Portugal detetou, pelo menos, três novas variantes do vírus SARS-CoV-2, em novembro, que não estavam presentes na primeira fase da pandemia. No Reino Unido os novos casos estão a ser dominados por uma variante que acumula um conjunto de mutações. E na África do Sul a nova variante é mais frequente nas pessoas mais novas.

O SARS-CoV-2 já sofreu milhares de mutações, muitas delas não ficaram para contar a história, mas outras originaram novas variantes. Ainda que estas modificações possam ser identificadas em termos genéticos, o que permite seguir as viagens do vírus, não há ainda prova de que provoquem uma doença diferente, que sejam mais infeciosas ou que se transmitam com mais facilidade. Sem ter variantes que tenham comportamentos realmente diferentes das demais não podemos falar de novas estirpes.

Que variantes foram detetadas em Portugal?

O Instituto Nacional de Saúde Dr. Ricardo Jorge (Insa) revelou, esta quarta-feira, que desde novembro detetou 78 alterações nos aminoácidos que compõem a proteína spike — a proteína que funciona como chave para entrar dentro das células humanas.

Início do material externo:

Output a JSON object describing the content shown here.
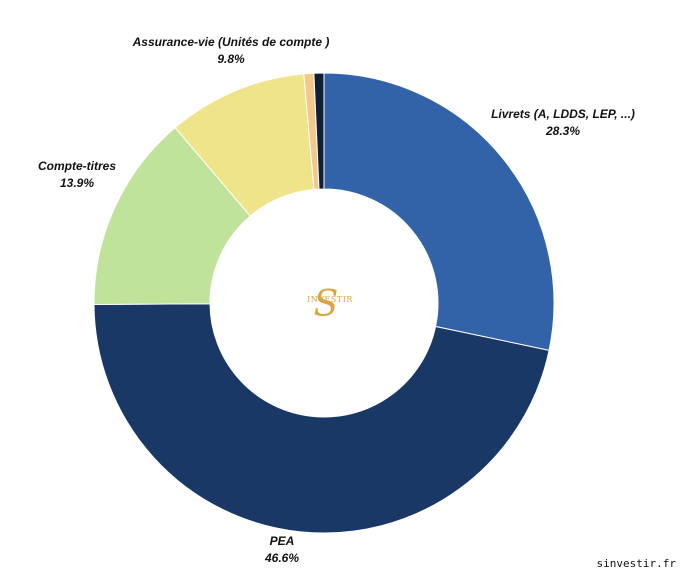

O relatório refere ainda que a larga maioria dos genomas do SARS-CoV-2 sequenciados (analisados) neste período pertencem à variante 20A.EU1, a mesma surgiu entre os agricultores espanhóis e se espalhou pela Europa graças aos turistas que estiveram em Espanha no verão.

Esta variante tornou-se dominante em alguns países, mas não necessariamente por se transmitir mais rapidamente: os investigadores consideram que isso se pode justificar com o facto de muitos turistas terem transportado os vírus para casa, em momentos diferentes.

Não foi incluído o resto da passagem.